一个满脸是血的副將衝过来,身上掛满了细细的藤蔓。
查干衝到碉堡顶端往下望。
方圆五里內的杂草,此时已经长到了三丈高。
这些草叶坚硬如铁片,层层叠叠地把堡垒锁在正中心。
更恐怖的是,那些植物正在以肉眼可见的速度向外蔓延。
每一分,每一秒,都能听到树根撑破水泥的沉重爆裂声。
查干觉得天旋地转,他引以为傲的要塞,正被这种绿色的力量彻底绞碎。
此时,在通州城外的路边摊。
李怀安手里端著一碗热腾腾的豆腐脑,正慢条斯理地喝著。
铁虎捧著一份刚收到的加密电报,脸色变了又变。
“伯爷,你是怎么做到的?”
“那边传信说,阿史那部的人嚇疯了,说是大山发火了。”
“整座碉堡现在连块整转头都找不著,全被草给吃了。”
李怀安放下碗,擦了擦嘴上的油。
“这就是工业化后的基因筛选,高浓度肥料加上特定种子。”
“水泥能防住炮弹,但防不住植物钻缝。”
“这叫软暴力,比杀人见效快。

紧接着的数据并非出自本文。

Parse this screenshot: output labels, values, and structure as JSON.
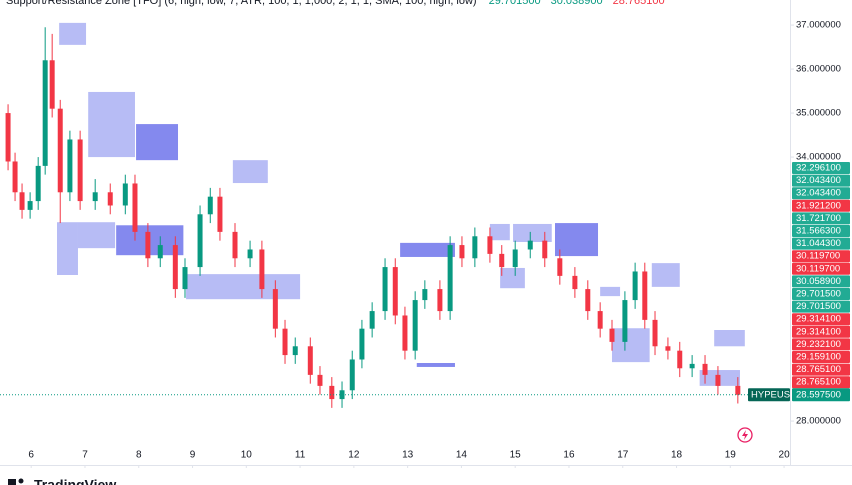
{
  "chart_data": {
    "type": "candlestick",
    "title": "Support/Resistance Zone [TFO] (6, high, low, 7, ATR, 100, 1, 1,000, 2, 1, 1, SMA, 100, high, low)",
    "title_values": [
      {
        "label": "29.701500",
        "color": "#089981"
      },
      {
        "label": "30.038900",
        "color": "#089981"
      },
      {
        "label": "28.765100",
        "color": "#f23645"
      }
    ],
    "symbol": "HYPEUSD",
    "last_price": 28.5975,
    "last_price_label": "28.597500",
    "brand": "TradingView",
    "up_color": "#089981",
    "down_color": "#f23645",
    "xlim": [
      5.42,
      20.11
    ],
    "xticks": [
      6,
      7,
      8,
      9,
      10,
      11,
      12,
      13,
      14,
      15,
      16,
      17,
      18,
      19,
      20
    ],
    "ylim": [
      27.57,
      37.57
    ],
    "yticks": [
      {
        "value": 28,
        "label": "28.000000"
      },
      {
        "value": 34,
        "label": "34.000000"
      },
      {
        "value": 35,
        "label": "35.000000"
      },
      {
        "value": 36,
        "label": "36.000000"
      },
      {
        "value": 37,
        "label": "37.000000"
      }
    ],
    "x": [
      5.57,
      5.7,
      5.83,
      5.98,
      6.13,
      6.26,
      6.39,
      6.54,
      6.72,
      6.91,
      7.19,
      7.47,
      7.75,
      7.93,
      8.17,
      8.4,
      8.68,
      8.86,
      9.14,
      9.33,
      9.51,
      9.79,
      10.07,
      10.29,
      10.54,
      10.72,
      10.91,
      11.19,
      11.37,
      11.59,
      11.78,
      11.97,
      12.15,
      12.34,
      12.58,
      12.77,
      12.95,
      13.14,
      13.32,
      13.6,
      13.79,
      14.01,
      14.25,
      14.53,
      14.75,
      15.0,
      15.28,
      15.55,
      15.83,
      16.11,
      16.35,
      16.58,
      16.8,
      17.04,
      17.23,
      17.41,
      17.6,
      17.84,
      18.06,
      18.29,
      18.53,
      18.77,
      19.14
    ],
    "open": [
      35.0,
      33.9,
      33.2,
      32.8,
      33.0,
      33.8,
      36.2,
      35.1,
      33.2,
      34.4,
      33.0,
      33.2,
      32.9,
      33.4,
      32.3,
      31.7,
      32.0,
      31.0,
      31.5,
      32.7,
      33.1,
      32.3,
      31.7,
      31.9,
      31.0,
      30.1,
      29.5,
      29.7,
      29.05,
      28.8,
      28.5,
      28.7,
      29.4,
      30.1,
      30.5,
      31.5,
      30.4,
      29.6,
      30.75,
      31.0,
      30.5,
      32.0,
      31.7,
      32.2,
      31.8,
      31.5,
      31.9,
      32.1,
      31.7,
      31.3,
      31.0,
      30.5,
      30.1,
      29.8,
      30.75,
      31.4,
      30.3,
      29.7,
      29.6,
      29.2,
      29.3,
      29.05,
      28.8
    ],
    "high": [
      35.2,
      34.1,
      33.4,
      33.2,
      34.0,
      36.95,
      36.8,
      35.3,
      34.6,
      34.6,
      33.5,
      33.4,
      33.6,
      33.6,
      32.5,
      32.2,
      32.2,
      31.7,
      32.9,
      33.3,
      33.3,
      32.5,
      32.1,
      32.1,
      31.2,
      30.3,
      29.9,
      29.9,
      29.25,
      29.0,
      28.9,
      29.6,
      30.3,
      30.7,
      31.7,
      31.7,
      30.6,
      30.95,
      31.2,
      31.2,
      32.2,
      32.2,
      32.4,
      32.4,
      32.0,
      32.1,
      32.3,
      32.3,
      31.9,
      31.5,
      31.2,
      30.7,
      30.3,
      30.95,
      31.6,
      31.6,
      30.5,
      29.9,
      29.8,
      29.5,
      29.5,
      29.25,
      29.0
    ],
    "low": [
      33.7,
      33.0,
      32.6,
      32.6,
      32.8,
      33.6,
      34.9,
      32.5,
      33.0,
      32.8,
      32.8,
      32.7,
      32.7,
      32.1,
      31.5,
      31.5,
      30.8,
      30.8,
      31.3,
      32.5,
      32.1,
      31.5,
      31.5,
      30.8,
      29.9,
      29.3,
      29.3,
      28.85,
      28.6,
      28.3,
      28.3,
      28.5,
      29.2,
      29.9,
      30.3,
      30.2,
      29.4,
      29.4,
      30.55,
      30.3,
      30.3,
      31.5,
      31.5,
      31.6,
      31.3,
      31.3,
      31.7,
      31.5,
      31.1,
      30.8,
      30.3,
      29.9,
      29.6,
      29.6,
      30.55,
      30.1,
      29.5,
      29.4,
      29.0,
      29.0,
      28.85,
      28.6,
      28.4
    ],
    "close": [
      33.9,
      33.2,
      32.8,
      33.0,
      33.8,
      36.2,
      35.1,
      33.2,
      34.4,
      33.0,
      33.2,
      32.9,
      33.4,
      32.3,
      31.7,
      32.0,
      31.0,
      31.5,
      32.7,
      33.1,
      32.3,
      31.7,
      31.9,
      31.0,
      30.1,
      29.5,
      29.7,
      29.05,
      28.8,
      28.5,
      28.7,
      29.4,
      30.1,
      30.5,
      31.5,
      30.4,
      29.6,
      30.75,
      31.0,
      30.5,
      32.0,
      31.7,
      32.2,
      31.8,
      31.5,
      31.9,
      32.1,
      31.7,
      31.3,
      31.0,
      30.5,
      30.1,
      29.8,
      30.75,
      31.4,
      30.3,
      29.7,
      29.6,
      29.2,
      29.3,
      29.05,
      28.8,
      28.5975
    ],
    "zones": [
      {
        "x": [
          6.52,
          7.02
        ],
        "y": [
          36.55,
          37.05
        ],
        "color": "#9fa6f2"
      },
      {
        "x": [
          7.06,
          7.93
        ],
        "y": [
          34.0,
          35.48
        ],
        "color": "#9fa6f2"
      },
      {
        "x": [
          7.95,
          8.73
        ],
        "y": [
          33.93,
          34.75
        ],
        "color": "#5b62e8"
      },
      {
        "x": [
          9.75,
          10.4
        ],
        "y": [
          33.41,
          33.93
        ],
        "color": "#9fa6f2"
      },
      {
        "x": [
          6.48,
          6.87
        ],
        "y": [
          31.32,
          32.52
        ],
        "color": "#9fa6f2"
      },
      {
        "x": [
          6.87,
          7.56
        ],
        "y": [
          31.93,
          32.52
        ],
        "color": "#9fa6f2"
      },
      {
        "x": [
          7.58,
          8.83
        ],
        "y": [
          31.77,
          32.45
        ],
        "color": "#5b62e8"
      },
      {
        "x": [
          8.88,
          11.0
        ],
        "y": [
          30.77,
          31.34
        ],
        "color": "#9fa6f2"
      },
      {
        "x": [
          12.86,
          13.88
        ],
        "y": [
          31.73,
          32.05
        ],
        "color": "#5b62e8"
      },
      {
        "x": [
          14.53,
          14.9
        ],
        "y": [
          32.11,
          32.48
        ],
        "color": "#9fa6f2"
      },
      {
        "x": [
          14.96,
          15.68
        ],
        "y": [
          32.07,
          32.48
        ],
        "color": "#9fa6f2"
      },
      {
        "x": [
          15.74,
          16.54
        ],
        "y": [
          31.75,
          32.5
        ],
        "color": "#5b62e8"
      },
      {
        "x": [
          14.72,
          15.18
        ],
        "y": [
          31.02,
          31.48
        ],
        "color": "#9fa6f2"
      },
      {
        "x": [
          16.58,
          16.95
        ],
        "y": [
          30.84,
          31.05
        ],
        "color": "#9fa6f2"
      },
      {
        "x": [
          17.54,
          18.06
        ],
        "y": [
          31.05,
          31.59
        ],
        "color": "#9fa6f2"
      },
      {
        "x": [
          16.8,
          17.5
        ],
        "y": [
          29.34,
          30.11
        ],
        "color": "#9fa6f2"
      },
      {
        "x": [
          18.7,
          19.27
        ],
        "y": [
          29.7,
          30.07
        ],
        "color": "#9fa6f2"
      },
      {
        "x": [
          18.43,
          19.18
        ],
        "y": [
          28.8,
          29.16
        ],
        "color": "#9fa6f2"
      },
      {
        "x": [
          13.17,
          13.88
        ],
        "y": [
          29.23,
          29.32
        ],
        "color": "#5b62e8"
      }
    ],
    "price_tags": [
      {
        "label": "32.296100",
        "color": "#22ab94"
      },
      {
        "label": "32.043400",
        "color": "#22ab94"
      },
      {
        "label": "32.043400",
        "color": "#22ab94"
      },
      {
        "label": "31.921200",
        "color": "#f23645"
      },
      {
        "label": "31.721700",
        "color": "#22ab94"
      },
      {
        "label": "31.566300",
        "color": "#22ab94"
      },
      {
        "label": "31.044300",
        "color": "#22ab94"
      },
      {
        "label": "30.119700",
        "color": "#f23645"
      },
      {
        "label": "30.119700",
        "color": "#f23645"
      },
      {
        "label": "30.058900",
        "color": "#22ab94"
      },
      {
        "label": "29.701500",
        "color": "#22ab94"
      },
      {
        "label": "29.701500",
        "color": "#22ab94"
      },
      {
        "label": "29.314100",
        "color": "#f23645"
      },
      {
        "label": "29.314100",
        "color": "#f23645"
      },
      {
        "label": "29.232100",
        "color": "#f23645"
      },
      {
        "label": "29.159100",
        "color": "#f23645"
      },
      {
        "label": "28.765100",
        "color": "#f23645"
      },
      {
        "label": "28.765100",
        "color": "#f23645"
      }
    ]
  }
}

”
他转过头,看向一直沉默不语的朱翊钧。
“朱经理,看明白了吗?”
朱翊钧握著笔的手还在抖。
“师父……你这是在操控命,不只是在造物。”
“这世上还有什么是你不能毁掉的?”
李怀安站起身,整了整黑色的中山装领子。
“有,只要他们乖乖按照规矩办事,我的草就不长。”
他指了指不远处已经掛满北境旗帜的通州码头。
“走吧,咱们的七皇子,去看看那帮运粮的『老鼠。”
吉普车重新发动,朝著混乱的码头衝去。
而在草原的方向,查干跪在漫天的绿色藤蔓前,丟掉了他的弯刀。